Der Druckschalter als Wächter des Kreislaufs

In der Klimaanlage zirkuliert das Kältemittel unter Druck. Auf der Hochdruckseite herrschen nach dem Kompressor deutlich höhere Drücke als auf der Niederdruckseite. Damit das Steuergerät die Anlage sicher regeln kann, braucht es jederzeit einen verlässlichen Messwert für diesen Druck. Diese Aufgabe übernimmt der Druckschalter beziehungsweise – in modernen Fahrzeugen – der analoge Drucksensor.

Bei Mercedes-Benz-Modellen sitzt dieser Sensor in der Hochdruck-Leitung des Kältekreislaufs. Er liefert dem Steuergerät kontinuierlich den anliegenden Druck. Aus diesem einen Wert leitet das Steuergerät mehrere Entscheidungen ab.

Die Funktion im Regelkreis

Der Drucksensor steht im Zentrum eines kleinen, aber wichtigen Regelkreises. Drei Aufgaben hängen unmittelbar von seinem Signal ab:

  • Kompressor-Freigabe: Nur wenn der Druck im erlaubten Fenster liegt, gibt das Steuergerät die Magnetkupplung beziehungsweise die Stelleinheit des Kompressors frei. Wie diese Freigabe die Kupplung schaltet, beschreiben wir im Beitrag zur Magnetkupplung am Calsonic-Kompressor.
  • Schutz-Abschaltung: Wird der Druck zu hoch, schaltet das Steuergerät den Kompressor ab, um Leitungen und Bauteile zu schützen. Wird der Druck zu niedrig – etwa bei Kältemittel-Mangel – wird der Kompressor ebenfalls nicht eingekuppelt, um Mangelschmierung zu vermeiden.
  • Lüfter-Ansteuerung: Steigt der Hochdruck beim Kühlen, fordert das Steuergerät über den Drucksensor-Wert eine höhere Drehzahl des Kühler-Lüfters an, damit der Kondensator das Kältemittel ausreichend abkühlt.

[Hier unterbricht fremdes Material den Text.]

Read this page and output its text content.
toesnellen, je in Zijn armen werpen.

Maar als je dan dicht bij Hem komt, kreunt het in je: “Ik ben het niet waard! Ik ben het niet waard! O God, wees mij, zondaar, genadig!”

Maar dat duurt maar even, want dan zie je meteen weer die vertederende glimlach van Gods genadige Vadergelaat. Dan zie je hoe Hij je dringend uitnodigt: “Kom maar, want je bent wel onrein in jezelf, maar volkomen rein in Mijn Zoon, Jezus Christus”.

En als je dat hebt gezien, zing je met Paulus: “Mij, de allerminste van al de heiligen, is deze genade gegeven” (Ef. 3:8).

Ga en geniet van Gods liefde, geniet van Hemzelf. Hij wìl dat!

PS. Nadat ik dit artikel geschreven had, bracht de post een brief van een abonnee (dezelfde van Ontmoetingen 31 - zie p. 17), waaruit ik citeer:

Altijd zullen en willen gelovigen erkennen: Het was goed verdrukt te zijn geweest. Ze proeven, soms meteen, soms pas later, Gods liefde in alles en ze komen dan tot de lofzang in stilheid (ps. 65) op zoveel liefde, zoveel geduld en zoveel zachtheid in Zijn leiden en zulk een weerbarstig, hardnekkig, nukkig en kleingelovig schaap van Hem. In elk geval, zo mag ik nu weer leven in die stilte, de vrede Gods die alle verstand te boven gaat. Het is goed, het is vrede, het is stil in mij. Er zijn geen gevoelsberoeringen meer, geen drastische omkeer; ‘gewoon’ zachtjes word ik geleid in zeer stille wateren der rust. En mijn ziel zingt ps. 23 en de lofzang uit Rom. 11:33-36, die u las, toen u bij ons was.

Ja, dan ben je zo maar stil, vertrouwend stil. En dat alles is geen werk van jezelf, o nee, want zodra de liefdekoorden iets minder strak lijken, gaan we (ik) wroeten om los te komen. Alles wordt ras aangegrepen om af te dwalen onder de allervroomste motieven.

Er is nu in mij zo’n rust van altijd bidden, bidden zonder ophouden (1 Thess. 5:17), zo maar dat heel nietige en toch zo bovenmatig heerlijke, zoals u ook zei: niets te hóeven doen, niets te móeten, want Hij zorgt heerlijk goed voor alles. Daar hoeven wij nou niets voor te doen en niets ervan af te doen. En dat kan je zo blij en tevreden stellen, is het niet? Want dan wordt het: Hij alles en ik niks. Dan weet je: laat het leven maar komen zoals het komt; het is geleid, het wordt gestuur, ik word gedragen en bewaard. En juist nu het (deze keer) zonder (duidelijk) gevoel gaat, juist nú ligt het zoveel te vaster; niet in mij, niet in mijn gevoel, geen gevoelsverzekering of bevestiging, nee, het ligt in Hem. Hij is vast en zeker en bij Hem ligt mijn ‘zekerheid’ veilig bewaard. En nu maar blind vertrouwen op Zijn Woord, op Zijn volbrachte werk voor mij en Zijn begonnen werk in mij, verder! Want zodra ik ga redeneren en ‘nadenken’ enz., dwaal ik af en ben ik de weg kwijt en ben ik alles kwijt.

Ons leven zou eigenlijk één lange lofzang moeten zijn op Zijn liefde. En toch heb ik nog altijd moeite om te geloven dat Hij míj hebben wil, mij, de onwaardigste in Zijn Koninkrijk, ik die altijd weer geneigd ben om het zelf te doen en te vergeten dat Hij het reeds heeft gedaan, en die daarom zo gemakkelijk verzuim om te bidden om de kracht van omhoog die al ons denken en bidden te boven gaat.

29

Der Drucksensor ist damit kein passives Bauteil, sondern die Informationsquelle, auf der die gesamte Regelung aufsetzt.

Symptome bei Wertedrift

Drucksensoren altern. Über die Jahre kann das gemeldete Signal vom realen Druck abweichen – der Sensor „driftet”. Weil das Steuergerät dem Sensor vertraut, regelt es dann auf einen falschen Wert. Die typischen Befunde aus unserer Werkstatt-Praxis:

Klima schaltet zu früh ab

Meldet der Sensor einen zu hohen Druck, obwohl real alles im Rahmen liegt, schaltet das Steuergerät den Kompressor in der Schutz-Funktion ab. Die Folge: Die Kühlung setzt nach kurzer Zeit aus, kommt wieder, setzt wieder aus. Der Kompressor selbst ist dabei vollkommen intakt.

Kompressor kuppelt gar nicht ein

Meldet der Sensor dauerhaft einen Druck außerhalb des Freigabe-Fensters, kuppelt der Kompressor erst gar nicht ein. Der Innenraum bleibt warm – ein Befund, der leicht mit einem Kompressor-Defekt verwechselt wird, obwohl die Ursache im Sensor liegt.

Kühler-Lüfter läuft auf Dauervollgas oder gar nicht

Auch eine auffällige Lüfter-Ansteuerung kann auf einen falschen Drucksensor-Wert zurückgehen, weil das Steuergerät die Lüfter-Drehzahl aus genau diesem Signal ableitet.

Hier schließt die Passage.